“Enquanto dormimos/ a dor que não se dissipa/ cai gota a gota sobre nosso coração/ até que, em meio ao nosso desespero/ e contra nossa vontade/ apenas pela graça de Deus/ vem a sabedoria.”

Poema escrito no século V a.C. pelo poeta grego Ésquilo

Ao ouvir Deixa a Viola me Levar (Selo Sesc), álbum que homenageia a obra do violeiro Mestre Manelim, lá do Sertão do Urucuia, em Minas Gerais, lembrei-me do poema de Ésquilo. Metido que só, lá vai! Enquanto dormimos, alguns agem. Enquanto dormimos, a história é preservada ou esquecida. Enquanto dormimos, mais um gênio corre o risco de parecer que nunca existiu. Enquanto dormimos, alguns fazem o que nós apenas sonhamos enquanto dormimos.

Não digo isso porque já estivesse pensando em Manelim, a quem ainda não conhecia, posto que eu “dormia”. Digo isso pensando nos pesquisadores, escritores e violeiros Paulo Freire e Cacai Nunes, que produziram esse álbum com gravações inéditas de Manelim e assim preservaram a sua herança.

Seu Manoel costumava dizer que aprendeu nove afinações de viola e a que ele mais tocava era a rio abaixo. E, também, que trabalhava na roça durante o dia e à noite ponteava no terreiro da sua casa os toques de viola, tais como o pica pau*, o rio abaixo**, o lagartixa, o papagaio, o lundu, o inhuma, o conselheiro, o cebolão, o São Sebastião, o São Gonçalo e as toadas de Reis.

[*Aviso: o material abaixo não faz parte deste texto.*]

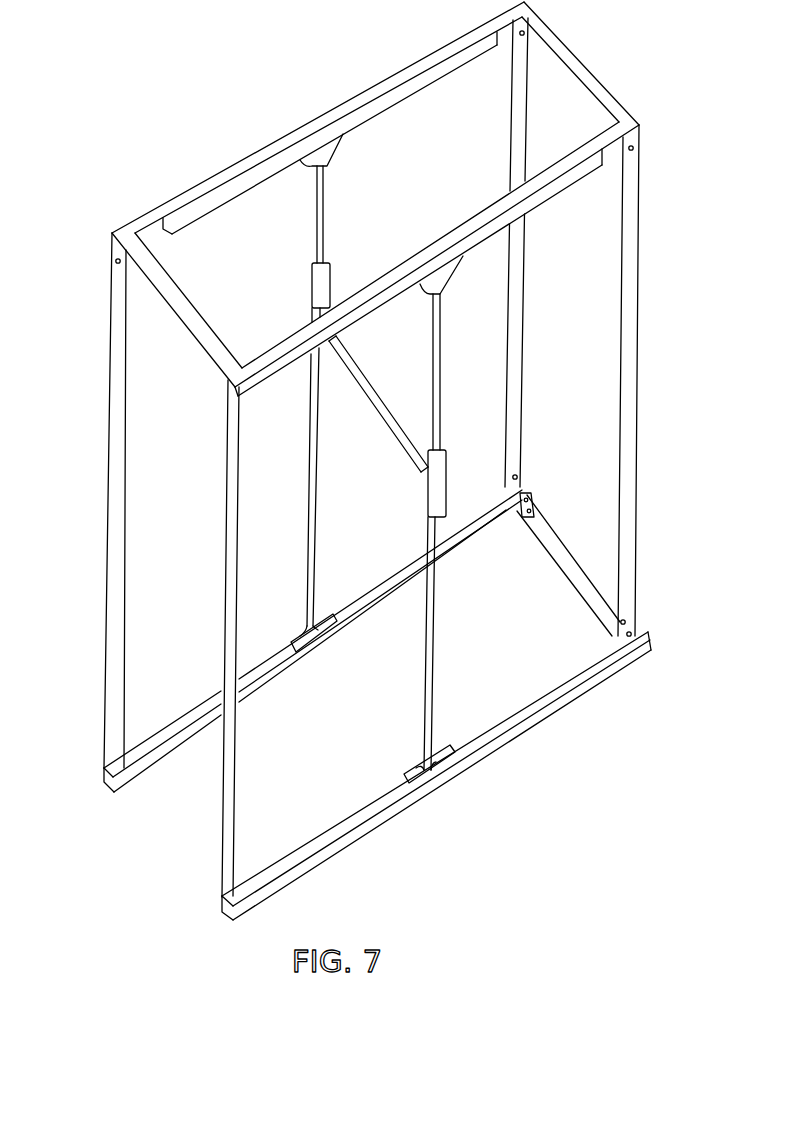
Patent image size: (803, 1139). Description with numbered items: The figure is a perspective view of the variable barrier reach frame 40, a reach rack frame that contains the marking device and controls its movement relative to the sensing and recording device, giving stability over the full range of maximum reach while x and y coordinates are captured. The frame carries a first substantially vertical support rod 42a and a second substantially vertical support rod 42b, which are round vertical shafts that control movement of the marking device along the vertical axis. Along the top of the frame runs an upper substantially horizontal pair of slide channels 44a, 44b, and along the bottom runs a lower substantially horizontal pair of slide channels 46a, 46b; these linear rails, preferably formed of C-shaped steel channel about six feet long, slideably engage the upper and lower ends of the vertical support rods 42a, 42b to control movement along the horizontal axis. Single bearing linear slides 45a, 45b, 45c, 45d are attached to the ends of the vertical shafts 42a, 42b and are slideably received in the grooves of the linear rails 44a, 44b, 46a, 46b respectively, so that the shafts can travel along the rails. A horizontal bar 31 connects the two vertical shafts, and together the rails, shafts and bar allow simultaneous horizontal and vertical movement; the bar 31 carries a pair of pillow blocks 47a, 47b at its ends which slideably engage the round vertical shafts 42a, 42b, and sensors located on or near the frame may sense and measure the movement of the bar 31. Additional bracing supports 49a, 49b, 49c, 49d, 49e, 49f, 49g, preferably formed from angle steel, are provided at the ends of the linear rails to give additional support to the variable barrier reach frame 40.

The variable barrier reach frame 40 is at (214, 104).
The horizontal bar 31 is at (400, 415).
The first substantially vertical support rod 42a is at (311, 411).
The second substantially vertical support rod 42b is at (432, 678).
The upper slide channel 44a is at (240, 167).
The upper slide channel 44b is at (374, 278).
The single bearing linear slide 45a is at (326, 123).
The single bearing linear slide 45b is at (433, 258).
The single bearing linear slide 45c is at (335, 630).
The single bearing linear slide 45d is at (408, 772).
The lower slide channel 46a is at (141, 766).
The lower slide channel 46b is at (300, 850).
The pillow block 47a is at (311, 298).
The pillow block 47b is at (422, 475).
The bracing support 49a is at (160, 278).
The bracing support 49b is at (228, 433).
The bracing support 49c is at (108, 360).
The bracing support 49d is at (577, 56).
The bracing support 49e is at (522, 116).
The bracing support 49f is at (636, 220).
The bracing support 49g is at (541, 514).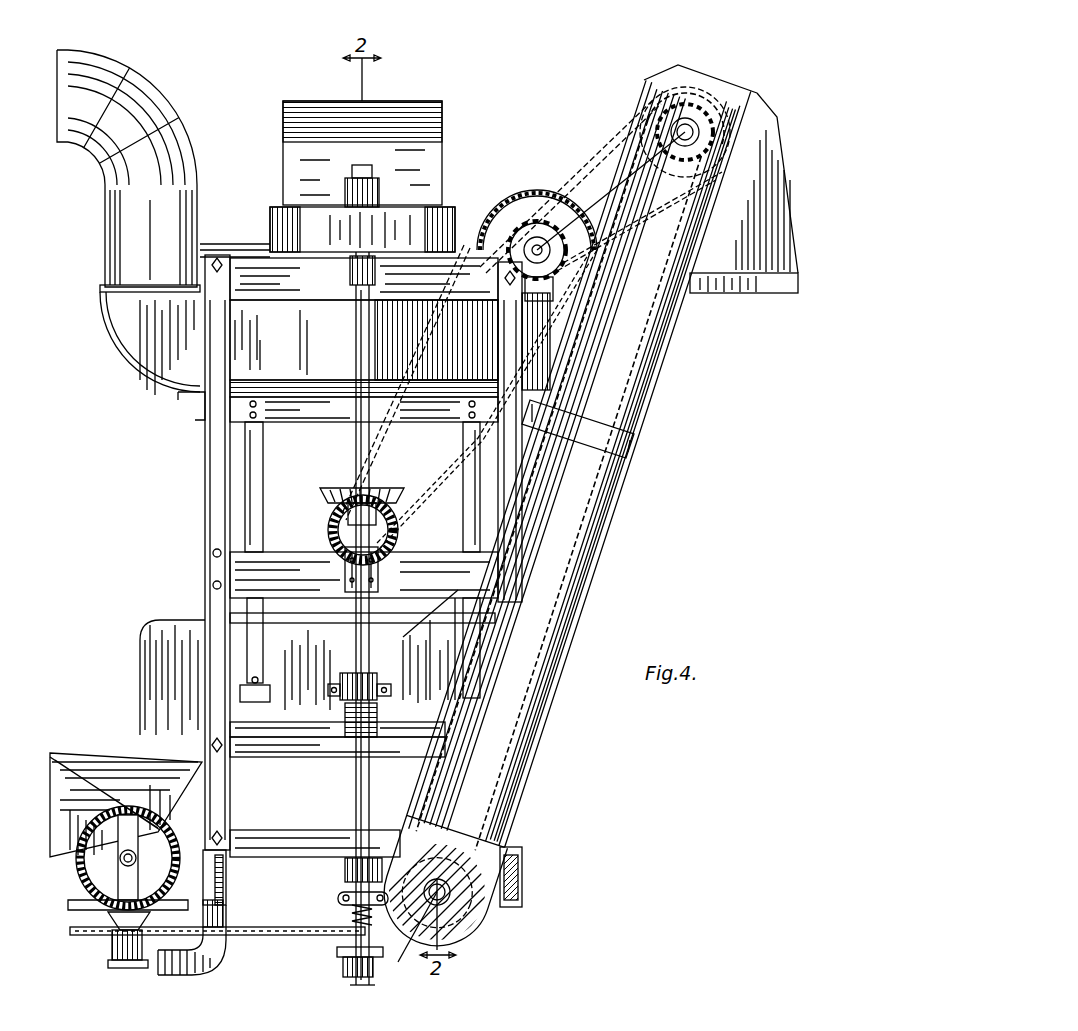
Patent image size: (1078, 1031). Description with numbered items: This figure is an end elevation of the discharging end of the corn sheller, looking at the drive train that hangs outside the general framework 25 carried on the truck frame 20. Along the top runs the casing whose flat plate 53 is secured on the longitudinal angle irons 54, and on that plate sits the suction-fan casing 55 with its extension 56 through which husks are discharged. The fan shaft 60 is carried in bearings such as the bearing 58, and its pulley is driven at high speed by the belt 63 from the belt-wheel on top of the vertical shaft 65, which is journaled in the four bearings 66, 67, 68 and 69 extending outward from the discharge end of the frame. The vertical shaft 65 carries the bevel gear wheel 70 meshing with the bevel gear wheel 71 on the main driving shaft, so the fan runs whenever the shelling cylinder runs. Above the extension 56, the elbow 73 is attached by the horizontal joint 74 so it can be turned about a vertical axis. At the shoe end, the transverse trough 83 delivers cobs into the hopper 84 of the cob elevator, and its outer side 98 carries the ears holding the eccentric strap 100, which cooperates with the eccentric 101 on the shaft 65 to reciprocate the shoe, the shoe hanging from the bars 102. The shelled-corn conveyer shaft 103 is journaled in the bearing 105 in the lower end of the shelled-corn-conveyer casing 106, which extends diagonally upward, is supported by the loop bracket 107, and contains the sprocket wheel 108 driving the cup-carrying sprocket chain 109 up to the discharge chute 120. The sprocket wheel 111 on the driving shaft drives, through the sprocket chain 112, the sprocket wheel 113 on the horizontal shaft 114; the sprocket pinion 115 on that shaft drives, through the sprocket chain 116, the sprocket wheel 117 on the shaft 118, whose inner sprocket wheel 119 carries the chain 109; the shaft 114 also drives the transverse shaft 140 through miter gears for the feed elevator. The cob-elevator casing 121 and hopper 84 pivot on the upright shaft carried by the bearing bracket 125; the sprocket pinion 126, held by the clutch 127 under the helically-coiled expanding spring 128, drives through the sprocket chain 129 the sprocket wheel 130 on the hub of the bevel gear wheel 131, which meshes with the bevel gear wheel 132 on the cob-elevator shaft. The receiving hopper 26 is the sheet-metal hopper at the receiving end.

The truck frame 20 is at (225, 895).
The general framework 25 is at (205, 482).
The receiving hopper 26 is at (431, 160).
The flat plate 53 is at (306, 420).
The longitudinal angle irons 54 is at (186, 405).
The suction-fan casing 55 is at (283, 305).
The extension 56 is at (140, 350).
The bearing 58 is at (379, 192).
The shaft 60 is at (352, 168).
The belt 63 is at (272, 210).
The vertical shaft 65 is at (370, 652).
The bearing 66 is at (377, 270).
The bearing 67 is at (378, 575).
The bearing 68 is at (378, 718).
The bearing 69 is at (345, 868).
The bevel gear wheel 70 is at (390, 482).
The bevel gear wheel 71 is at (395, 512).
The elbow 73 is at (175, 145).
The horizontal joint 74 is at (100, 288).
The transverse trough 83 is at (158, 698).
The hopper 84 is at (108, 765).
The outer side 98 is at (430, 640).
The eccentric strap 100 is at (380, 680).
The eccentric 101 is at (340, 680).
The bars 102 is at (263, 520).
The shaft 103 is at (407, 938).
The bearing 105 is at (470, 915).
The shelled-corn-conveyer casing 106 is at (570, 600).
The loop bracket 107 is at (640, 446).
The sprocket wheel 108 is at (462, 925).
The sprocket chain 109 is at (523, 782).
The sprocket wheel 111 is at (335, 531).
The sprocket chain 112 is at (418, 355).
The sprocket wheel 113 is at (515, 210).
The horizontal shaft 114 is at (578, 230).
The sprocket pinion 115 is at (540, 222).
The sprocket chain 116 is at (598, 150).
The sprocket wheel 117 is at (645, 108).
The shaft 118 is at (682, 125).
The sprocket wheel 119 is at (722, 82).
The discharge chute 120 is at (756, 294).
The cob-elevator casing 121 is at (65, 762).
The bearing bracket 125 is at (180, 975).
The sprocket pinion 126 is at (350, 912).
The clutch 127 is at (337, 950).
The helically-coiled expanding spring 128 is at (338, 898).
The sprocket chain 129 is at (252, 922).
The sprocket wheel 130 is at (95, 940).
The bevel gear wheel 131 is at (75, 910).
The bevel gear wheel 132 is at (160, 830).
The transverse shaft 140 is at (230, 244).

Em 2006, Paulo Freire produziu Urucuia, primeiro disco com gravações de Manoel de Oliveira. E hoje ele traz novas gravações de Manelim para o álbum Deixa a Viola me Levar, que é, ainda segundo Freire, uma mostra de três fases distintas da vida do mestre e que não apenas capta o cerne da viola, no cenário do sertão mineiro, como também se revela uma coletânea da obra de Seu Manoel, falecido em janeiro de 2020.

São composições que, para além dos toques de viola, representam a relação do violeiro com a natureza através de músicas tradicionais, como folias de reis e a dança de São Gonçalo, num total de 17 faixas. Manoel de Oliveira, o Mestre Manelim, sabia tudo da sua viola de dez cordas.

Bem, ao ouvir o seu trabalho, é forçoso dizer que talvez ele estivesse condenado a ser um eterno desconhecido, não fosse a diligência de dois violeiros abnegados e do Selo Sesc para trazê-lo de volta à cena. Manelim vive!

A justificativa do trabalho de Freire e Nunes é a sua grande relevância cultural.  Entendo que só a cultura revela quem somos, de onde viemos e para onde vamos. E nos identifica muito mais do que CPFs e RGs, tornando-nos, aí sim, de fato, cidadãs e cidadãos deste país. Cultura é isso.

Aquiles Rique Reis

Nossos protetores nunca desistem de nós.

Ficha técnica:

direção artística e produção musical: Paulo Freire e Cacai Nunes; mixagem: Cacai Nunes; masterização: André Magalhães; texto: Paulo Freire; fotos: Cacai Nunes; produção executiva: Vai Ouvindo e Circus Produções Culturais; diretor de produção: Guto Ruocco.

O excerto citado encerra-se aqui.